Denmark–Ethiopia relations
- Denmark: Ethiopia

= Denmark–Ethiopia relations =

Denmark–Ethiopia relations refers to the current and historical relations between Denmark and Ethiopia. Denmark has an embassy in Addis Ababa, and Ethiopia is represented in Denmark through its embassy in London.

Diplomatic relations were established in on 5 April 1967 and Denmark provides aid and assistance to Ethiopia through the DANIDA.

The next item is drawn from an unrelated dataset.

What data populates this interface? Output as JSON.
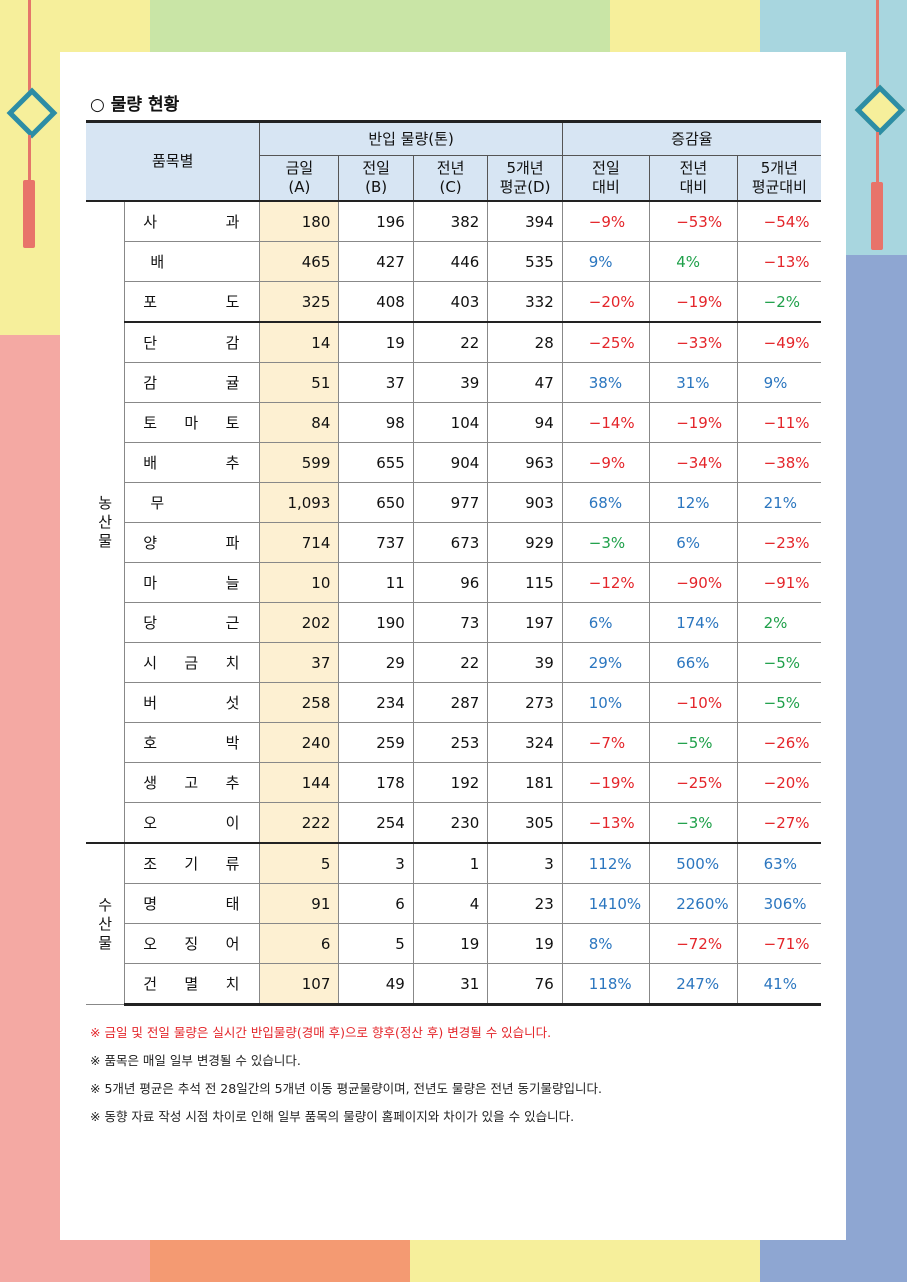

In 1954, Ethiopian Emperor Haile Selassie visited Denmark on a state visit, where he received the Order of the Elephant.

==History==
Many Danish missionaries and traders visited Ethiopia through the 20th century. Danes and other Scandinavians helped with the building of the Ethiopian Evangelical Church Mekane Yesus. In June 1935, just before the Second Italo-Abyssinian War, Denmark had stopped the shipments of arms to Ethiopia, and prevented Ethiopia from buying munitions. When the war started, Denmark lifted their ban and ended their embargo. In 1950, Denmark and 15 other countries voted for a united Eritrea and Ethiopia under Haile Selassie in the United Nations.
During the 1983–1985 famine in Ethiopia, Denmark with Norway contributed a total of 27,5 million dollars.

After the Eritrean–Ethiopian War from 1998 to 2000, Denmark sent 320 soldiers to the United Nations Mission in Ethiopia and Eritrea to monitor a ceasefire in the border war.

In April 2001, Danish Foreign Minister Mogens Lykketoft visited Ethiopia and called for the strengthen of its relations with Ethiopia. Denmark opened an embassy in Ethiopia in 2004. Danish Foreign Minister Per Stig Møller and Defence Minister Søren Gade visited Addis Ababa in 2004, to meet the chairman of the African Union. In 2007, Danish Development Minister Ulla Tørnæs visited the North Wollo Zone.

==Danish assistance==
Danish NGO DanChurchAid assisted with a budget on 17 million DKK for a soil and water conservation programme in Dire Dawa. Since 1994, Denmark assisted with 2,3 million dollars for a fuelwood plantation project in Ethiopia. From 1992 to 1994, Denmark provided 80 million DKK to Ethiopia for the reconstruction of the country. From 2004 to 2008, Denmark provided more than 140 million DKK to Ethiopia. In 2008 and 2009, the Danish aid to Ethiopia amounted 100 million DKK. During the 2011 East Africa drought in Ethiopia and neighboring countries, Denmark has contributed with 130 million DKK to the region.

==Trade==
All imports from Ethiopia to Denmark are duty-free and quota-free, with the exception of armaments, as part of the Everything but Arms initiative of the European Union.